Growth of a Nation: The United States of America, 1928 (history; with E. C. Barker and W. E. Dodd)
The Story of Our Nation: The United States of America, 1929 (history; with Barker and Dodd)
The Great Plains, 1931 (history)
Our Nation Grows Up, 1933 (history; with Barker and Dodd)
The Texas Rangers, 1935 (history)
The Building of Our Nation, 1937 (history; with Barker and Henry Steele Commager)
Divided We Stand: Crisis of a Frontierless Democracy, 1937
The Great Frontier, 1952 (history)
More Water for Texas, 1954
An Honest Preface, and Other Essays, 1959
Flat Top: A Story of Modern Ranching, 1960
The Handbook of Texas, 1950
Walter Prescott Webb grew up in an impoverished area of western Texas, and he had little schooling until 1905, when his family, having had a good crop, moved from their farm to the town of Kent, Texas.

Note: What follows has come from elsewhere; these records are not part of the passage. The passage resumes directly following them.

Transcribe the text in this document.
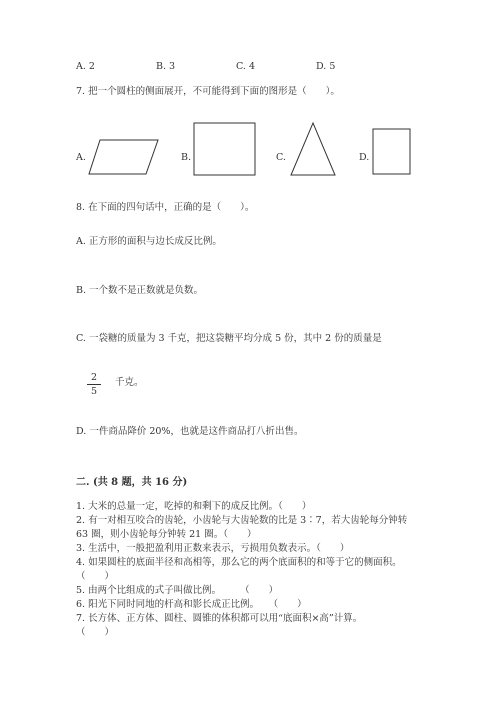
A. 2	B. 3	C. 4	D. 5
7. 把一个圆柱的侧面展开，不可能得到下面的图形是（　　）。
A.	B.	C.	D.
8. 在下面的四句话中，正确的是（　　）。
A. 正方形的面积与边长成反比例。
B. 一个数不是正数就是负数。
C. 一袋糖的质量为 3 千克，把这袋糖平均分成 5 份，其中 2 份的质量是
2
5
千克。
D. 一件商品降价 20%，也就是这件商品打八折出售。
二. (共 8 题，共 16 分)
1. 大米的总量一定，吃掉的和剩下的成反比例。（　　）
2. 有一对相互咬合的齿轮，小齿轮与大齿轮数的比是 3∶7，若大齿轮每分钟转
63 圈，则小齿轮每分钟转 21 圈。（　　）
3. 生活中，一般把盈利用正数来表示，亏损用负数表示。（　　）
4. 如果圆柱的底面半径和高相等，那么它的两个底面积的和等于它的侧面积。
（　　）
5. 由两个比组成的式子叫做比例。　　　（　　）
6. 阳光下同时同地的杆高和影长成正比例。　　（　　）
7. 长方体、正方体、圆柱、圆锥的体积都可以用“底面积×高”计算。
（　　）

In 1906, after a year of school in Kent, the future historian was granted a certificate to teach in rural schools. After a year of teaching he returned for a higher certificate from the normal school, continuing as a public school teacher. He graduated from the University of Texas in 1915, with an A.B. degree, taking his M.A. in 1920 and his Ph.D. in 1932 from the same university. He also did graduate work at the Universities of Wisconsin and Chicago. He had become an instructor at the University of Texas in 1918; he spent his career there, rising to the rank of professor by 1933.
He also had special appointments: He became a consulting historian for the National Park Service in 1937, and he was granted a Guggenheim Fellowship in 1938; he was Harkness lecturer at the University of London in 1938 and Harmsworth Professor of American History at Oxford University in 1942-1943. His fellow historians elected him president of the American Historical Association in 1958, the same year in which he received the award of the American Council of Learned Societies. He was also honored as a writer: His The Great Plains earned for him the Lonbat Prize from Columbia University. He received an honorary M.A. from Oxford in 1942, and a D.Litt. from Southern Methodist University in 1951.
As a writer Webb wanted to make westerners see what lay all about them. His historical theses were not altogether popular, sometimes offending southerners, sometimes fellow historians, sometimes chambers of commerce, sometimes corporations. He believed that his greatest work, done during the late 1950’s, was establishing a theory of European history (including the western hemisphere). Based upon the expansion of Europeans into America, Webb posited that the prosperity of all European civilization from 1500 to 1950 resulted from the American frontier. Webb’s death came just before he turned seventy-five, the result of an automobile crash.